The Haveli District () is one of the 10 districts of Pakistan's dependent territory of Azad Kashmir. It was previously a tehsil of the Bagh District but was elevated to district status on 1 July 2009.

According to the 2017 census, the district has a population of 152,124. The main native languages are Pahari (estimated to be spoken by around 65% of the inhabitants), Gujari ( 30%), and Kashmiri ( 5%).

Administration
The Haveli District is divided into three tehsils:

 Haveli Tehsil
 Khurshidabad Tehsil
 Mumtazabad Tehsil

The district has 12 union councils consisting of 95 villages and one municipal corporation, Forward Kahuta.

Geography
The Haveli District is situated at a high altitude of approximately 8,000 feet above sea level.

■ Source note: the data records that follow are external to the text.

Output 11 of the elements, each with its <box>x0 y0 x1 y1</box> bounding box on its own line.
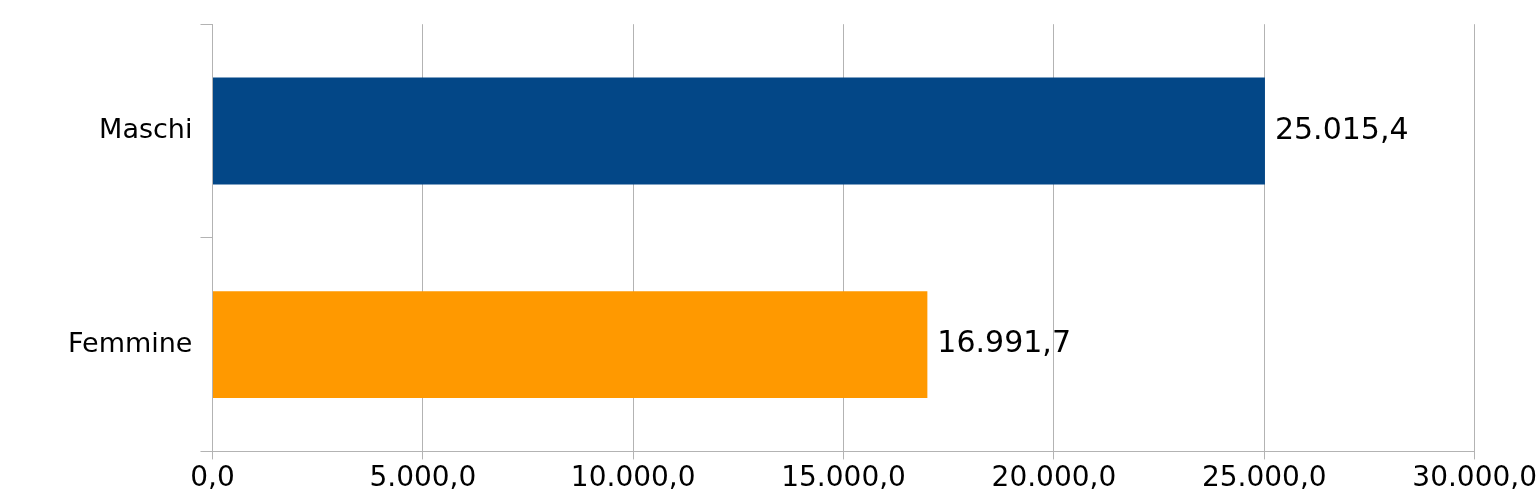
data-label: 25.015,4 <box>1274 110 1409 146</box>
x-tick-label: 25.000,0 <box>1201 460 1327 494</box>
y-tick-label: Maschi <box>99 113 193 145</box>
x-tick-label: 15.000,0 <box>781 460 906 494</box>
x-tick-label: 5.000,0 <box>369 460 477 494</box>
y-tick-label: Femmine <box>67 326 193 358</box>
x-tick-label: 0,0 <box>190 460 235 494</box>
x-tick-label: 20.000,0 <box>991 460 1117 494</box>
x-tick-label: 30.000,0 <box>1412 460 1537 494</box>
data-label: 16.991,7 <box>937 324 1071 360</box>
x-tick-label: 10.000,0 <box>570 460 696 494</box>
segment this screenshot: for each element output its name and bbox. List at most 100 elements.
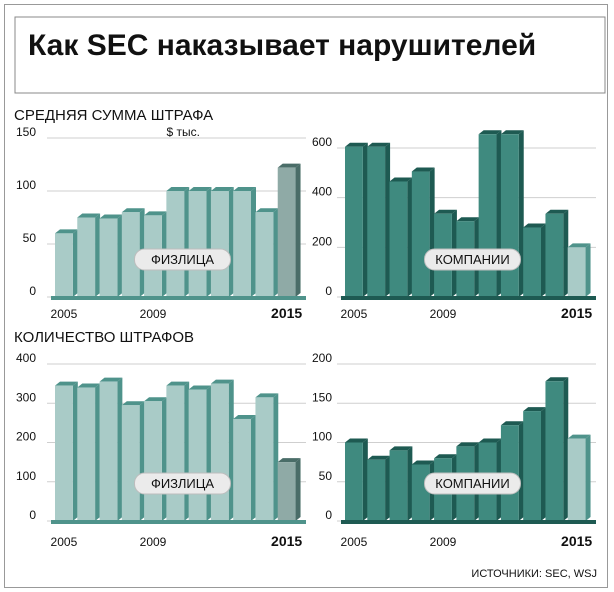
bar-2005 — [55, 229, 78, 297]
bar-front — [500, 134, 519, 297]
bar-top — [77, 383, 101, 388]
bar-2007 — [389, 177, 413, 297]
y-tick-label: 50 — [23, 231, 37, 245]
bar-top — [523, 223, 546, 228]
bar-side — [273, 393, 279, 521]
bar-side — [362, 438, 368, 521]
source-note: ИСТОЧНИКИ: SEC, WSJ — [471, 568, 597, 580]
bar-side — [251, 414, 256, 521]
bar-2005 — [345, 142, 368, 297]
bar-top — [255, 393, 279, 398]
bar-side — [585, 243, 591, 297]
bar-front — [233, 418, 251, 521]
bar-front — [523, 227, 541, 297]
bar-front — [567, 247, 586, 297]
bar-front — [567, 438, 586, 521]
bar-side — [95, 213, 101, 297]
frame — [4, 4, 608, 588]
bar-side — [95, 383, 101, 521]
bar-side — [206, 385, 212, 521]
x-tick-label: 2005 — [341, 535, 368, 549]
bar-top — [55, 381, 78, 386]
bar-side — [228, 187, 234, 297]
bar-2014 — [255, 208, 279, 297]
bar-side — [72, 229, 78, 297]
bar-top — [144, 397, 167, 402]
y-tick-label: 100 — [312, 430, 332, 444]
bar-2015 — [567, 434, 591, 521]
bar-top — [456, 442, 480, 447]
chart-panel-2: 0 200 400 600 2005 2009 2015 КОМПАНИИ — [312, 130, 596, 321]
bar-front — [210, 191, 229, 297]
bar-front — [277, 462, 296, 521]
y-tick-label: 200 — [312, 351, 332, 365]
y-tick-label: 150 — [312, 390, 332, 404]
baseline — [51, 296, 306, 300]
bar-side — [385, 455, 391, 521]
bar-front — [188, 191, 207, 297]
bar-side — [563, 377, 569, 521]
bar-top — [389, 177, 413, 182]
unit-label: $ тыс. — [167, 125, 200, 139]
bar-front — [210, 383, 229, 521]
badge-pill — [424, 248, 521, 271]
bar-2011 — [188, 187, 212, 297]
bar-side — [563, 209, 569, 297]
bar-top — [166, 187, 190, 191]
bar-2015 — [277, 458, 301, 521]
baseline — [341, 296, 596, 300]
baseline — [51, 520, 306, 524]
bar-top — [121, 208, 145, 213]
bar-front — [545, 213, 564, 297]
bar-top — [367, 455, 391, 460]
chart-panel-3: 0 100 200 300 400 2005 2009 2015 ФИЗЛИЦА — [16, 351, 306, 549]
bar-top — [523, 407, 546, 412]
bar-front — [55, 233, 73, 297]
bar-top — [277, 458, 301, 463]
bar-top — [456, 217, 480, 222]
y-tick-label: 0 — [29, 284, 36, 298]
bar-2007 — [389, 446, 413, 521]
bar-top — [210, 379, 234, 384]
bar-2014 — [255, 393, 279, 521]
bar-2012 — [500, 421, 524, 521]
bar-side — [228, 379, 234, 521]
y-tick-label: 150 — [16, 125, 36, 139]
section-label-avg: СРЕДНЯЯ СУММА ШТРАФА — [14, 107, 213, 124]
bar-front — [233, 191, 251, 297]
badge-pill — [134, 248, 231, 271]
chart-panel-4: 0 50 100 150 200 2005 2009 2015 КОМПАНИИ — [312, 351, 596, 549]
y-tick-label: 400 — [312, 185, 332, 199]
bar-front — [545, 381, 564, 521]
bar-top — [277, 163, 301, 168]
x-tick-label: 2005 — [51, 535, 78, 549]
bar-front — [411, 171, 430, 297]
bar-front — [345, 146, 363, 297]
x-tick-label: 2009 — [430, 307, 457, 321]
bar-side — [161, 397, 167, 521]
y-tick-label: 200 — [312, 234, 332, 248]
x-tick-label: 2015 — [271, 305, 302, 321]
bar-2013 — [233, 187, 256, 297]
bar-side — [206, 187, 212, 297]
badge-label: КОМПАНИИ — [435, 252, 509, 267]
bar-front — [55, 385, 73, 521]
bar-side — [273, 208, 279, 297]
badge-pill — [424, 472, 521, 495]
bar-side — [251, 187, 256, 297]
baseline — [341, 520, 596, 524]
bar-2015 — [567, 243, 591, 297]
y-tick-label: 300 — [16, 390, 36, 404]
bar-top — [345, 142, 368, 147]
bar-top — [411, 460, 435, 465]
bar-side — [585, 434, 591, 521]
y-tick-label: 600 — [312, 135, 332, 149]
bar-top — [545, 209, 569, 214]
bar-top — [77, 213, 101, 218]
bar-side — [362, 142, 368, 297]
bar-side — [72, 381, 78, 521]
bar-front — [77, 387, 96, 521]
bar-2008 — [121, 401, 145, 521]
bar-front — [166, 191, 185, 297]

Heavy snowfall occurs regularly throughout the year. Darra Haji Peer, Lasdana, Sindhgala, Neel Kunth, Aliabad, Sheraziabad, Kalamula, Jabbi Syedan, and Mohri Syed Ali are all well known tourist locations.  The Bedori Top, at 12,228 feet, is the highest peak in the district.*Many people from the district have migrated abroad, and some of them serve in key positions in Pakistan.  The Haveli District is bounded on the north and north-east by the Baramulla District of Indian-administered Jammu and Kashmir, on the south-east and south by the Poonch District of Indian-administered Jammu and Kashmir, and on the west by the Bagh District and the Poonch District of Azad Kashmir.

Education 
According to the Alif Ailaan Pakistan District Education Rankings 2017, the Haveli District is ranked 33 out of 148 districts in education. For facilities and infrastructure, the district is ranked 146 out of 148.